In this case, sys.getfilesystemencoding was returning None, which isn’t a valid encoding argument to unicode. But why would that be? It gave me a sensible result when I ran it from a Python shell in this environment. A bit of head-scratching later and it occurred to me to look at a backtrace:

(Pdb) bt
  /home/cjwatson/src/canonical/launchpad/lp-branches/testfix/env/lib/python2.7/site.py(703)<module>()
-> main()
  /home/cjwatson/src/canonical/launchpad/lp-branches/testfix/env/lib/python2.7/site.py(694)main()
-> execsitecustomize()
  /home/cjwatson/src/canonical/launchpad/lp-branches/testfix/env/lib/python2.7/site.py(548)execsitecustomize()
-> import sitecustomize
  /home/cjwatson/src/canonical/launchpad/lp-branches/testfix/env/lib/python2.7/sitecustomize.py(7)<module>()
-> lp_sitecustomize.main()
  /home/cjwatson/src/canonical/launchpad/lp-branches/testfix/lib/lp_sitecustomize.py(193)main()
-> dont_wrap_bzr_branch_classes()
  /home/cjwatson/src/canonical/launchpad/lp-branches/testfix/lib/lp_sitecustomize.py(139)dont_wrap_bzr_branch_classes()
-> import lp.codehosting
> /home/cjwatson/src/canonical/launchpad/lp-branches/testfix/lib/lp/codehosting/__init__.py(54)<module>()
-> load_plugins([_get_bzr_plugins_path()])

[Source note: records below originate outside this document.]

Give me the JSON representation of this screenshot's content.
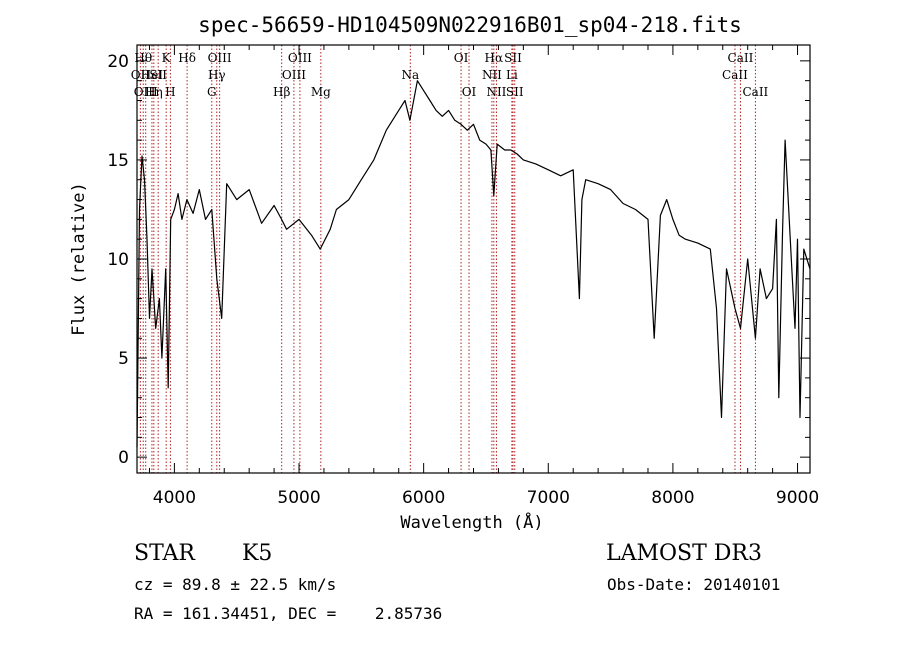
{
  "chart_data": {
    "type": "line",
    "title": "spec-56659-HD104509N022916B01_sp04-218.fits",
    "xlabel": "Wavelength (Å)",
    "ylabel": "Flux (relative)",
    "xlim": [
      3700,
      9100
    ],
    "ylim": [
      -0.8,
      20.8
    ],
    "x_ticks": [
      4000,
      5000,
      6000,
      7000,
      8000,
      9000
    ],
    "y_ticks": [
      0,
      5,
      10,
      15,
      20
    ],
    "grid": false,
    "legend": "none",
    "line_color": "#000000",
    "marker_color": "#b22222",
    "series": [
      {
        "x": [
          3700,
          3720,
          3740,
          3760,
          3780,
          3800,
          3820,
          3850,
          3880,
          3900,
          3930,
          3950,
          3970,
          4000,
          4030,
          4060,
          4100,
          4150,
          4200,
          4250,
          4300,
          4340,
          4380,
          4420,
          4500,
          4600,
          4700,
          4800,
          4860,
          4900,
          5000,
          5100,
          5170,
          5250,
          5300,
          5400,
          5500,
          5600,
          5700,
          5800,
          5850,
          5890,
          5950,
          6000,
          6050,
          6100,
          6150,
          6200,
          6250,
          6300,
          6350,
          6400,
          6450,
          6500,
          6540,
          6563,
          6590,
          6650,
          6700,
          6750,
          6800,
          6900,
          7000,
          7100,
          7200,
          7250,
          7270,
          7300,
          7400,
          7500,
          7600,
          7700,
          7800,
          7850,
          7900,
          7950,
          8000,
          8050,
          8100,
          8200,
          8300,
          8350,
          8390,
          8430,
          8498,
          8542,
          8600,
          8662,
          8700,
          8750,
          8800,
          8830,
          8850,
          8880,
          8900,
          8950,
          8980,
          9000,
          9020,
          9050,
          9100
        ],
        "y": [
          0.5,
          12.5,
          15.2,
          14.0,
          11.0,
          7.0,
          9.5,
          6.5,
          8.0,
          5.0,
          9.5,
          3.5,
          12.0,
          12.5,
          13.3,
          12.0,
          13.0,
          12.3,
          13.5,
          12.0,
          12.5,
          9.0,
          7.0,
          13.8,
          13.0,
          13.5,
          11.8,
          12.7,
          12.0,
          11.5,
          12.0,
          11.2,
          10.5,
          11.5,
          12.5,
          13.0,
          14.0,
          15.0,
          16.5,
          17.5,
          18.0,
          17.0,
          19.0,
          18.5,
          18.0,
          17.5,
          17.2,
          17.5,
          17.0,
          16.8,
          16.5,
          16.8,
          16.0,
          15.8,
          15.5,
          13.2,
          15.8,
          15.5,
          15.5,
          15.3,
          15.0,
          14.8,
          14.5,
          14.2,
          14.5,
          8.0,
          13.0,
          14.0,
          13.8,
          13.5,
          12.8,
          12.5,
          12.0,
          6.0,
          12.2,
          13.0,
          12.0,
          11.2,
          11.0,
          10.8,
          10.5,
          7.5,
          2.0,
          9.5,
          7.5,
          6.5,
          10.0,
          6.0,
          9.5,
          8.0,
          8.5,
          12.0,
          3.0,
          11.5,
          16.0,
          10.0,
          6.5,
          11.0,
          2.0,
          10.5,
          9.5
        ]
      }
    ],
    "lines": [
      {
        "x": 3750,
        "top": "Hθ"
      },
      {
        "x": 3727,
        "top": "OII",
        "level": 2
      },
      {
        "x": 3770,
        "top": "OIII",
        "level": 3
      },
      {
        "x": 3820,
        "top": "HeI",
        "level": 2
      },
      {
        "x": 3835,
        "top": "Hη",
        "level": 3
      },
      {
        "x": 3870,
        "top": "SII",
        "level": 2
      },
      {
        "x": 3934,
        "top": "K"
      },
      {
        "x": 3968,
        "top": "H",
        "level": 3
      },
      {
        "x": 4102,
        "top": "Hδ"
      },
      {
        "x": 4300,
        "top": "G",
        "level": 3
      },
      {
        "x": 4340,
        "top": "Hγ",
        "level": 2
      },
      {
        "x": 4363,
        "top": "OIII"
      },
      {
        "x": 4861,
        "top": "Hβ",
        "level": 3
      },
      {
        "x": 4959,
        "top": "OIII",
        "level": 2
      },
      {
        "x": 5007,
        "top": "OIII"
      },
      {
        "x": 5175,
        "top": "Mg",
        "level": 3
      },
      {
        "x": 5893,
        "top": "Na",
        "level": 2
      },
      {
        "x": 6300,
        "top": "OI"
      },
      {
        "x": 6364,
        "top": "OI",
        "level": 3
      },
      {
        "x": 6548,
        "top": "NII",
        "level": 2
      },
      {
        "x": 6563,
        "top": "Hα"
      },
      {
        "x": 6584,
        "top": "NII",
        "level": 3
      },
      {
        "x": 6708,
        "top": "Li",
        "level": 2
      },
      {
        "x": 6717,
        "top": "SII"
      },
      {
        "x": 6731,
        "top": "SII",
        "level": 3
      },
      {
        "x": 8498,
        "top": "CaII",
        "level": 2
      },
      {
        "x": 8542,
        "top": "CaII"
      },
      {
        "x": 8662,
        "top": "CaII",
        "level": 3
      }
    ]
  },
  "info": {
    "object_class": "STAR",
    "subclass": "K5",
    "survey": "LAMOST DR3",
    "cz": "cz = 89.8 ± 22.5 km/s",
    "obs_date": "Obs-Date: 20140101",
    "coords": "RA = 161.34451, DEC =    2.85736"
  }
}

I wonder if there’s something interesting about being imported from a sitecustomize hook? Sure enough, when I went to look at Python for where sys.getfilesystemencoding is set up, I found this in Py_InitializeEx:

    if (!Py_NoSiteFlag)
        initsite(); /* Module site */
    ...
#if defined(Py_USING_UNICODE) && defined(HAVE_LANGINFO_H) && defined(CODESET)
    /* On Unix, set the file system encoding according to the
       user's preference, if the CODESET names a well-known
       Python codec, and Py_FileSystemDefaultEncoding isn't
       initialized by other means. Also set the encoding of
       stdin and stdout if these are terminals, unless overridden.  */

    if (!overridden || !Py_FileSystemDefaultEncoding) {
        ...
    }

I moved this out of sitecustomize, and it’s working better now. But did you know that a sitecustomize hook can’t safely use anything that depends on sys.getfilesystemencoding? I certainly didn’t, until it bit me.